Whether or not there’s such a thing as a free lunch, you’re less likely to find one in Tokyo, Oslo or Luanda, Angola — the top three places on ECA International’s 2010 list of the world’s most expensive cities.
Tokyo, which moved up from second on ECA’s 2009 compilation, commands $17.86 on average for lunch, $22 for a movie ticket and $8.47 for a kilogram of rice. Lunch in Japan’s largest city, however, is a bargain compared to Oslo, where an average mid-day meal costs a staggering $43.
The rankings by ECA, a human resources consulting firm, take into account the average prices for 128 goods, including food, clothing, electronics and entertainment, but exclusive of rent, utilities and school tuition.
ECA’s Top 50 includes well-known capitals of consumption like Geneva, which ranked 9th; Paris, which came in 16th; Manhattan, which placed 29th, and Hong Kong, which was 34th.
But the Top 10 includes surprises like Luanda, the capital of Angola, where it costs $912 to buy a washing machine, and No. 6 Stavanger, Norway, a small coastal city where a can of beer goes for $4.76 at a grocery store and a dozen eggs run $6.34. Tel Aviv (No. 19), Sydney (No. 30) and Athens (No. 50) also made the list.
Other cities showed big jumps in their costs of living: Seoul zoomed up from 102nd last year to 20th, Moscow moved from 29th to 15th and Rio de Janeiro went from 132nd to 28th.
Some places actually got more affordable: No. 29 Manhattan ranked 18th last year, and this year New York City as a whole almost fell out of the Top 50, sliding from 32nd to 48th. Meanwhile, Honolulu went from 25th to 41th and Shanghai from 28th to 46th.
Still, these types of rankings only go so far in helping to budget for travel.

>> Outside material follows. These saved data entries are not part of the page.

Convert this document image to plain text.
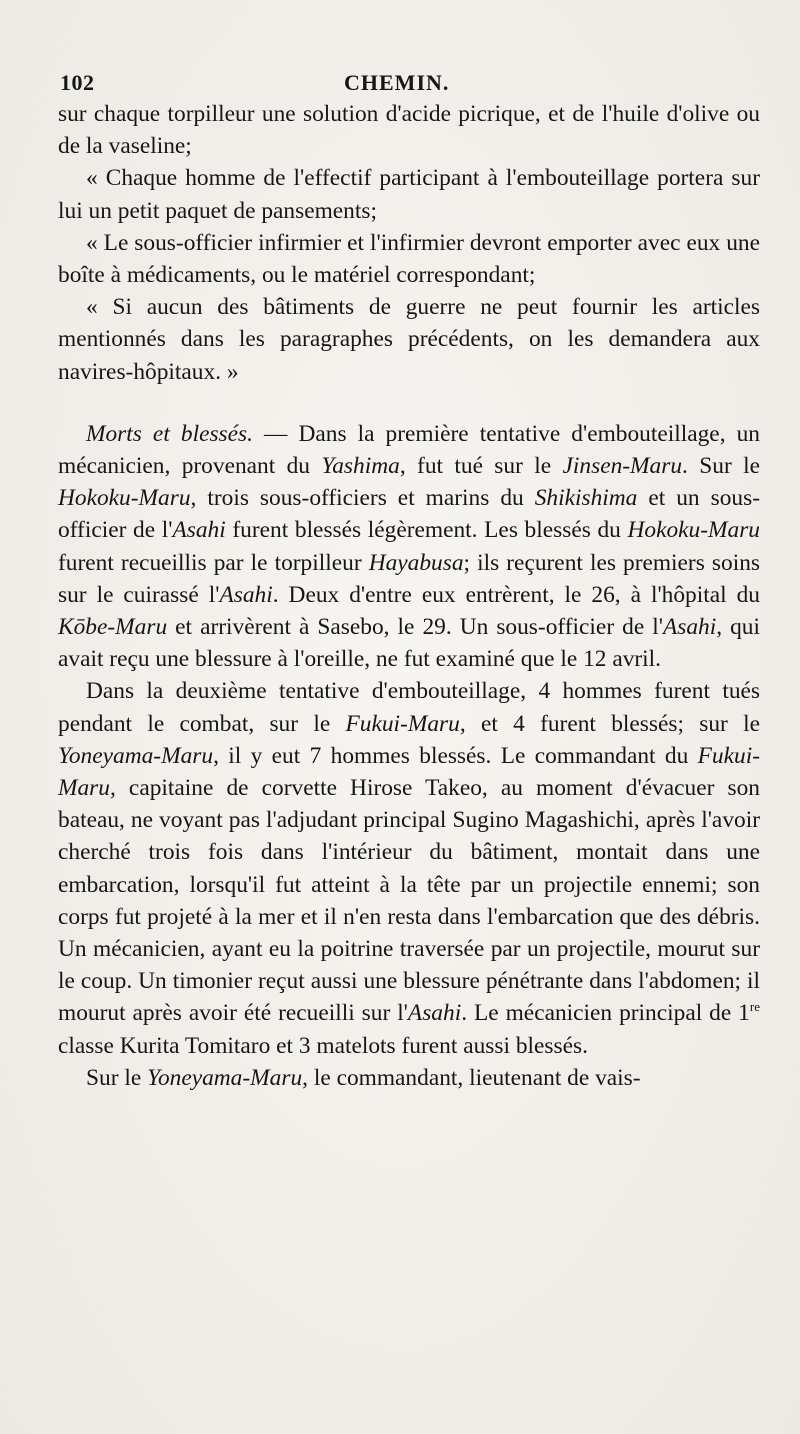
102	CHEMIN.

sur chaque torpilleur une solution d'acide picrique, et de l'huile d'olive ou de la vaseline;

« Chaque homme de l'effectif participant à l'embouteillage portera sur lui un petit paquet de pansements;

« Le sous-officier infirmier et l'infirmier devront emporter avec eux une boîte à médicaments, ou le matériel correspondant;

« Si aucun des bâtiments de guerre ne peut fournir les articles mentionnés dans les paragraphes précédents, on les demandera aux navires-hôpitaux. »

Morts et blessés. — Dans la première tentative d'embouteillage, un mécanicien, provenant du Yashima, fut tué sur le Jinsen-Maru. Sur le Hokoku-Maru, trois sous-officiers et marins du Shikishima et un sous-officier de l'Asahi furent blessés légèrement. Les blessés du Hokoku-Maru furent recueillis par le torpilleur Hayabusa; ils reçurent les premiers soins sur le cuirassé l'Asahi. Deux d'entre eux entrèrent, le 26, à l'hôpital du Kōbe-Maru et arrivèrent à Sasebo, le 29. Un sous-officier de l'Asahi, qui avait reçu une blessure à l'oreille, ne fut examiné que le 12 avril.

Dans la deuxième tentative d'embouteillage, 4 hommes furent tués pendant le combat, sur le Fukui-Maru, et 4 furent blessés; sur le Yoneyama-Maru, il y eut 7 hommes blessés. Le commandant du Fukui-Maru, capitaine de corvette Hirose Takeo, au moment d'évacuer son bateau, ne voyant pas l'adjudant principal Sugino Magashichi, après l'avoir cherché trois fois dans l'intérieur du bâtiment, montait dans une embarcation, lorsqu'il fut atteint à la tête par un projectile ennemi; son corps fut projeté à la mer et il n'en resta dans l'embarcation que des débris. Un mécanicien, ayant eu la poitrine traversée par un projectile, mourut sur le coup. Un timonier reçut aussi une blessure pénétrante dans l'abdomen; il mourut après avoir été recueilli sur l'Asahi. Le mécanicien principal de 1re classe Kurita Tomitaro et 3 matelots furent aussi blessés.

Sur le Yoneyama-Maru, le commandant, lieutenant de vais-
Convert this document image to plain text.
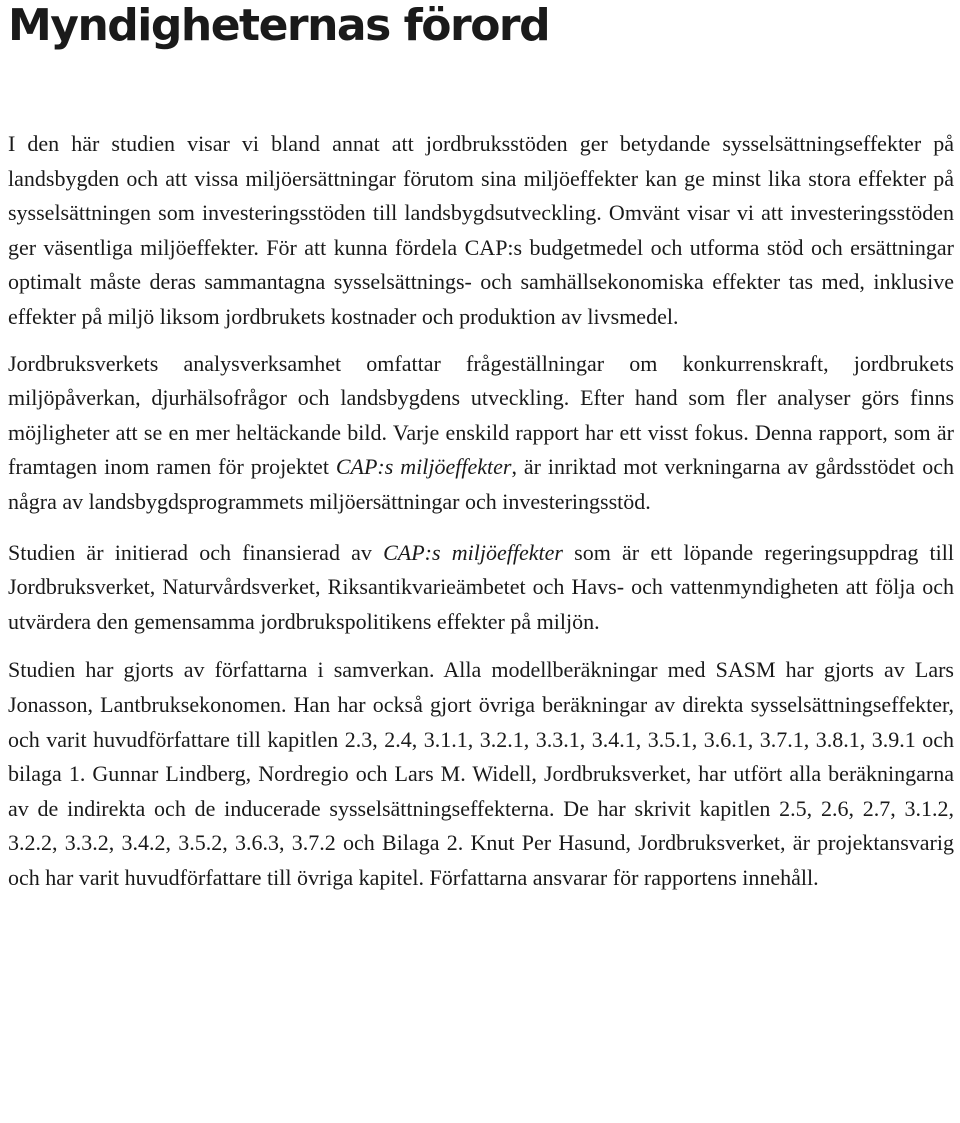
Myndigheternas förord

I den här studien visar vi bland annat att jordbruksstöden ger betydande sysselsättningseffekter på landsbygden och att vissa miljöersättningar förutom sina miljöeffekter kan ge minst lika stora effekter på sysselsättningen som investeringsstöden till landsbygdsutveckling. Omvänt visar vi att investeringsstöden ger väsentliga miljöeffekter. För att kunna fördela CAP:s budgetmedel och utforma stöd och ersättningar optimalt måste deras sammantagna sysselsättnings- och samhällsekonomiska effekter tas med, inklusive effekter på miljö liksom jordbrukets kostnader och produktion av livsmedel.

Jordbruksverkets analysverksamhet omfattar frågeställningar om konkurrenskraft, jordbrukets miljöpåverkan, djurhälsofrågor och landsbygdens utveckling. Efter hand som fler analyser görs finns möjligheter att se en mer heltäckande bild. Varje enskild rapport har ett visst fokus. Denna rapport, som är framtagen inom ramen för projektet CAP:s miljöeffekter, är inriktad mot verkningarna av gårdsstödet och några av landsbygdsprogrammets miljöersättningar och investeringsstöd.

Studien är initierad och finansierad av CAP:s miljöeffekter som är ett löpande regeringsuppdrag till Jordbruksverket, Naturvårdsverket, Riksantikvarieämbetet och Havs- och vattenmyndigheten att följa och utvärdera den gemensamma jordbrukspolitikens effekter på miljön.

Studien har gjorts av författarna i samverkan. Alla modellberäkningar med SASM har gjorts av Lars Jonasson, Lantbruksekonomen. Han har också gjort övriga beräkningar av direkta sysselsättningseffekter, och varit huvudförfattare till kapitlen 2.3, 2.4, 3.1.1, 3.2.1, 3.3.1, 3.4.1, 3.5.1, 3.6.1, 3.7.1, 3.8.1, 3.9.1 och bilaga 1. Gunnar Lindberg, Nordregio och Lars M. Widell, Jordbruksverket, har utfört alla beräkningarna av de indirekta och de inducerade sysselsättningseffekterna. De har skrivit kapitlen 2.5, 2.6, 2.7, 3.1.2, 3.2.2, 3.3.2, 3.4.2, 3.5.2, 3.6.3, 3.7.2 och Bilaga 2. Knut Per Hasund, Jordbruksverket, är projektansvarig och har varit huvudförfattare till övriga kapitel. Författarna ansvarar för rapportens innehåll.
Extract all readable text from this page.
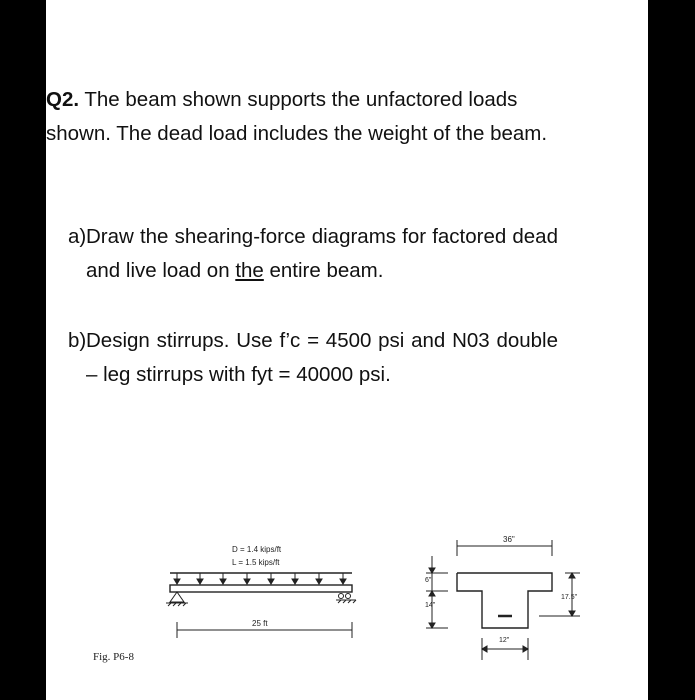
Q2. The beam shown supports the unfactored loads shown. The dead load includes the weight of the beam.
a) Draw the shearing-force diagrams for factored dead and live load on the entire beam.
b) Design stirrups. Use f’c = 4500 psi and N03 double – leg stirrups with fyt = 40000 psi.
D = 1.4 kips/ft
L = 1.5 kips/ft
25 ft
36"
6"
14"
17.5"
12"
Fig. P6-8
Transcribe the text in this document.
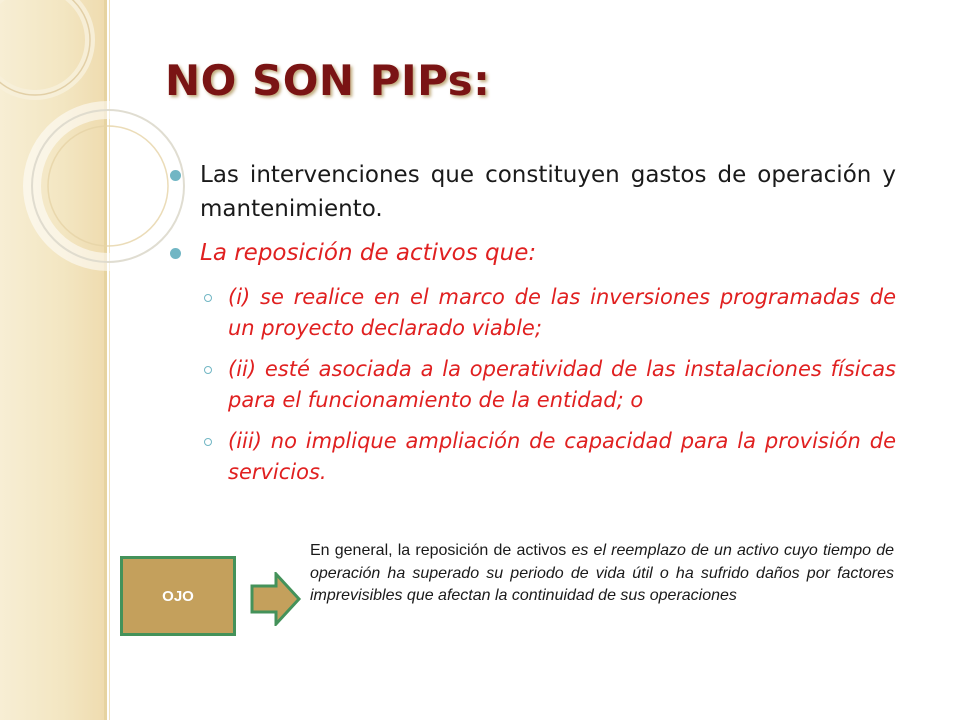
NO SON PIPs:
Las intervenciones que constituyen gastos de operación y mantenimiento.
La reposición de activos que:
(i) se realice en el marco de las inversiones programadas de un proyecto declarado viable;
(ii) esté asociada a la operatividad de las instalaciones físicas para el funcionamiento de la entidad; o
(iii) no implique ampliación de capacidad para la provisión de servicios.
OJO

En general, la reposición de activos es el reemplazo de un activo cuyo tiempo de operación ha superado su periodo de vida útil o ha sufrido daños por factores imprevisibles que afectan la continuidad de sus operaciones
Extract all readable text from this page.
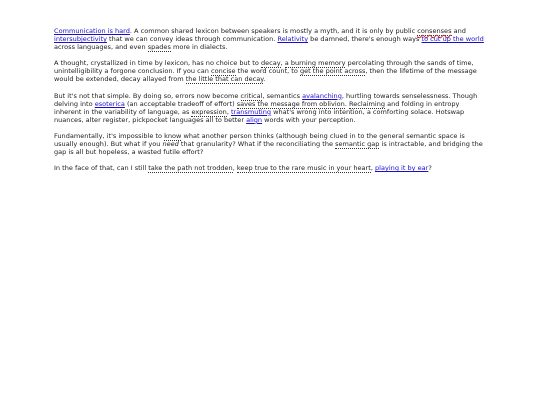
Communication is hard. A common shared lexicon between speakers is mostly a myth, and it is only by public consenses and intersubjectivity that we can convey ideas through communication. Relativity be damned, there's enough ways to cut up the world across languages, and even spades more in dialects.

A thought, crystallized in time by lexicon, has no choice but to decay, a burning memory percolating through the sands of time, unintelligibility a forgone conclusion. If you can concise the word count, to get the point across, then the lifetime of the message would be extended, decay allayed from the little that can decay.

But it's not that simple. By doing so, errors now become critical, semantics avalanching, hurtling towards senselessness. Though delving into esoterica (an acceptable tradeoff of effort) saves the message from oblivion. Reclaiming and folding in entropy inherent in the variability of language, as expression, transmuting what's wrong into intention, a comforting solace. Hotswap nuances, alter register, pickpocket languages all to better align words with your perception.

Fundamentally, it's impossible to know what another person thinks (although being clued in to the general semantic space is usually enough). But what if you need that granularity? What if the reconciliating the semantic gap is intractable, and bridging the gap is all but hopeless, a wasted futile effort?

In the face of that, can I still take the path not trodden, keep true to the rare music in your heart, playing it by ear?
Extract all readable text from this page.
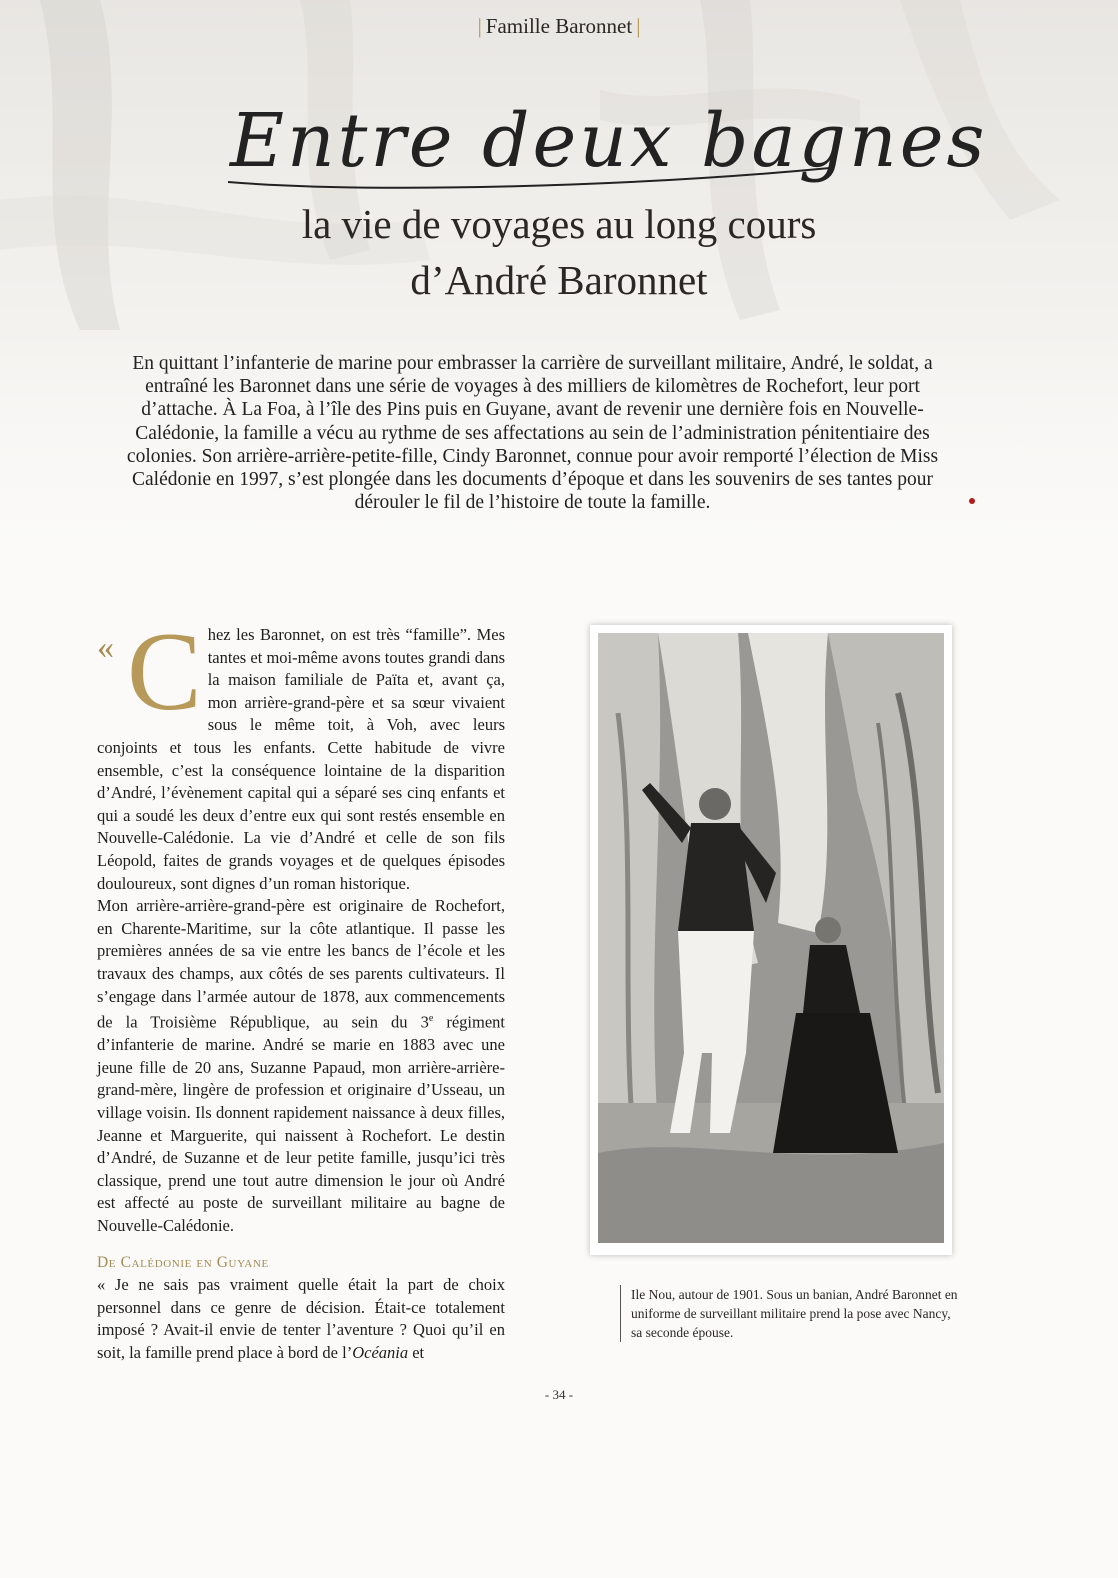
| Famille Baronnet |
Entre deux bagnes
la vie de voyages au long cours
d’André Baronnet
En quittant l’infanterie de marine pour embrasser la carrière de surveillant militaire, André, le soldat, a entraîné les Baronnet dans une série de voyages à des milliers de kilomètres de Rochefort, leur port d’attache. À La Foa, à l’île des Pins puis en Guyane, avant de revenir une dernière fois en Nouvelle-Calédonie, la famille a vécu au rythme de ses affectations au sein de l’administration pénitentiaire des colonies. Son arrière-arrière-petite-fille, Cindy Baronnet, connue pour avoir remporté l’élection de Miss Calédonie en 1997, s’est plongée dans les documents d’époque et dans les souvenirs de ses tantes pour dérouler le fil de l’histoire de toute la famille.

« C hez les Baronnet, on est très “famille”. Mes tantes et moi-même avons toutes grandi dans la maison familiale de Païta et, avant ça, mon arrière-grand-père et sa sœur vivaient sous le même toit, à Voh, avec leurs conjoints et tous les enfants. Cette habitude de vivre ensemble, c’est la conséquence lointaine de la disparition d’André, l’évènement capital qui a séparé ses cinq enfants et qui a soudé les deux d’entre eux qui sont restés ensemble en Nouvelle-Calédonie. La vie d’André et celle de son fils Léopold, faites de grands voyages et de quelques épisodes douloureux, sont dignes d’un roman historique.

Mon arrière-arrière-grand-père est originaire de Rochefort, en Charente-Maritime, sur la côte atlantique. Il passe les premières années de sa vie entre les bancs de l’école et les travaux des champs, aux côtés de ses parents cultivateurs. Il s’engage dans l’armée autour de 1878, aux commencements de la Troisième République, au sein du 3e régiment d’infanterie de marine. André se marie en 1883 avec une jeune fille de 20 ans, Suzanne Papaud, mon arrière-arrière-grand-mère, lingère de profession et originaire d’Usseau, un village voisin. Ils donnent rapidement naissance à deux filles, Jeanne et Marguerite, qui naissent à Rochefort. Le destin d’André, de Suzanne et de leur petite famille, jusqu’ici très classique, prend une tout autre dimension le jour où André est affecté au poste de surveillant militaire au bagne de Nouvelle-Calédonie.

De Calédonie en Guyane

« Je ne sais pas vraiment quelle était la part de choix personnel dans ce genre de décision. Était-ce totalement imposé ? Avait-il envie de tenter l’aventure ? Quoi qu’il en soit, la famille prend place à bord de l’Océania et

Ile Nou, autour de 1901. Sous un banian, André Baronnet en uniforme de surveillant militaire prend la pose avec Nancy, sa seconde épouse.
- 34 -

As former New York Times Frugal Traveler columnist Matt Gross told me in a previous post, if you do your research you can find cheap eats and other good deals in every city.
“I’ve just a living, breathing, sweating Googler,” he says. “I’m just a porthole to Google. That’s how I find everything.”
Indeed, some of my favorite things to do in cities on ECA’s list are gratis or nearly so, whether it’s wandering Manhattan’s Metropolitan Museum of Art, where a donation is requested but there is no set admission price; enjoying great people-watching and harbor views for no charge outside the Sydney Opera House; or savoring a bratwurst and beer for $10 at the al fresco Sternen Grill in Zurich.
There certainly are times when the best things in life justify a splurge, and others when cheap or even better — free — will do just fine.